One of the largest economies in the world with a healthy, long-lived and highly educated population living in safe cities with low levels of crime and a distinctive culture – what’s not to like about Japan? After decades of posting high GDP levels since the 1950s, boasting a highly technological society, offering university graduates life-long employment in some of the world’s top corporations, in the 1990s Japan entered a long period of economic stagnation caused by a crash in inflated asset (property, stock market) prices. This inflation in real estate and stock market prices, resulting in insane property prices for tiny plots of land in cities like Tokyo, came about as a result of excessive money printing by the Bank of Japan, a lax lending policy leading to too much credit expansion and asset speculation, and the Bank of Japan’s reluctance to tighten monetary policy, among other things. The result of this long period of stagnation, known as the Lost Decade, is that an entire generation of people who graduated from university in the 1990s missed out on gaining employment with Japan’s major corporations – which did no hiring of graduates during the 1990s – and this generation has struggled since then to find stable work that pays adequately.

The consequences of having a Lost Generation of people, now in their 40s and 50s, must surely be widespread and working steadily through Japan’s society and economy as it is now only another decade before these people become eligible for pensions and face a future of poverty. Some of these people may also face homelessness and alienation as they may have had no families, due in part to the necessity of needing a steady pay cheque to support a marriage, a home and children. Because so many of them – about 15% of Japan’s population is part of the Lost Generation – have given up having families, this phenomenon will accelerate the already rapid ageing of the Japanese population and put a greater burden of funding an increasing number of elderly pensioners on a shrinking taxpayer population.

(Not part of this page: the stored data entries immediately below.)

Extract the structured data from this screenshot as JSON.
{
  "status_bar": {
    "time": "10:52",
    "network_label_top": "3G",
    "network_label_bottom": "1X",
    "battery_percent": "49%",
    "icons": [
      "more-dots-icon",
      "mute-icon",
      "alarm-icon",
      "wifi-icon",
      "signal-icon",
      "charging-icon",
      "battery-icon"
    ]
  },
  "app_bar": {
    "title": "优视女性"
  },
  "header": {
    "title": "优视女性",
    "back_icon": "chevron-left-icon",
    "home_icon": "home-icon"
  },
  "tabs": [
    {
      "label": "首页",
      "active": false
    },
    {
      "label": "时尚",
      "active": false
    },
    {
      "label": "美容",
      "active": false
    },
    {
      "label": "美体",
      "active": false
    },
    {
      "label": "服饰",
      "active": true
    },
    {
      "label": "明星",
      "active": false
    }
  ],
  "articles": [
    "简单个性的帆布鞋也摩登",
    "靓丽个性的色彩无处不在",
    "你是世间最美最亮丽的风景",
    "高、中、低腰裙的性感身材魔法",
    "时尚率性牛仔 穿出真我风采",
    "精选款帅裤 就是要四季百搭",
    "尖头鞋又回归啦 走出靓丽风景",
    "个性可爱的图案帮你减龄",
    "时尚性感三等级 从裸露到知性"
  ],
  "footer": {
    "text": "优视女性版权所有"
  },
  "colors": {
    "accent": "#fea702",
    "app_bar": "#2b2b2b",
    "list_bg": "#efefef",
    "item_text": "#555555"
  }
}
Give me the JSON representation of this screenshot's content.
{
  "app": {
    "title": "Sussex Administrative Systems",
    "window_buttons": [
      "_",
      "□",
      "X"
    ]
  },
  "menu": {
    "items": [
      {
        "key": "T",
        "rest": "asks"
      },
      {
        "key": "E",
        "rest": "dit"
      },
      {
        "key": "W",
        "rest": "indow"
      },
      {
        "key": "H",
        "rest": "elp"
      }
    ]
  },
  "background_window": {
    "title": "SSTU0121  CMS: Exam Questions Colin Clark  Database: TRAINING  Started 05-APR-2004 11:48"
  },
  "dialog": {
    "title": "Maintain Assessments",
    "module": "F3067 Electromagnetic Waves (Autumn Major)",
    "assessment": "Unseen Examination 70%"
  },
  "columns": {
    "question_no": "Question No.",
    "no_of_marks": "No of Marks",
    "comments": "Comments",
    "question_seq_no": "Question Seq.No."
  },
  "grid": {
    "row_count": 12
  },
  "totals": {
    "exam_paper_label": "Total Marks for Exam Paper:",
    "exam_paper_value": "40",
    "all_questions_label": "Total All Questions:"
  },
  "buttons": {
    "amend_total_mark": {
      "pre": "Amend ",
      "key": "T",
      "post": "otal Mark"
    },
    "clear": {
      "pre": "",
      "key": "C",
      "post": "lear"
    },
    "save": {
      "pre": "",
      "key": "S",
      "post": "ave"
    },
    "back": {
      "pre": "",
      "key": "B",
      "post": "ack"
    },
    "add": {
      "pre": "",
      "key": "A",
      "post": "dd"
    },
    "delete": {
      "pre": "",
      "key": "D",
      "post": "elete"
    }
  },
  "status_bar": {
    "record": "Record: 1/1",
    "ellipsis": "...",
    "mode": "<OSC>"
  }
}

While the Japanese government is aware of the issue of the Lost Generation and in particular the phenomenon of hikikomori – people who are completely reclusive, live with their parents and shun school, work and socialising with others for years, even decades – it is limited in what it can do to help the Lost Generation and the hikikomori without forcing corporations (keiretsu) and the powerful families who control them to give up their privileges and adopt more meritocratically based work structures and cultures that reward people for the work they do rather than reward and promote people based on their place within rigid work hierarchies and on their loyalty to their employers.

The documentary does a good job of explaining the historical economic context that gave rise to the Lost Decade and the Lost Generation, and of warning of the demographic consequences, and the headaches these will give rise to for future governments. It ends very abruptly, leaving viewers scratching their heads as to where and what it is leading to. Apart from leaving viewers hanging off a psychological cliff with its sudden end, the video is well structured in starting with the historical background to the issue, dealing with the issue and surveying what is likely to happen in Japanese society and economy if the Lost Generation remains … lost.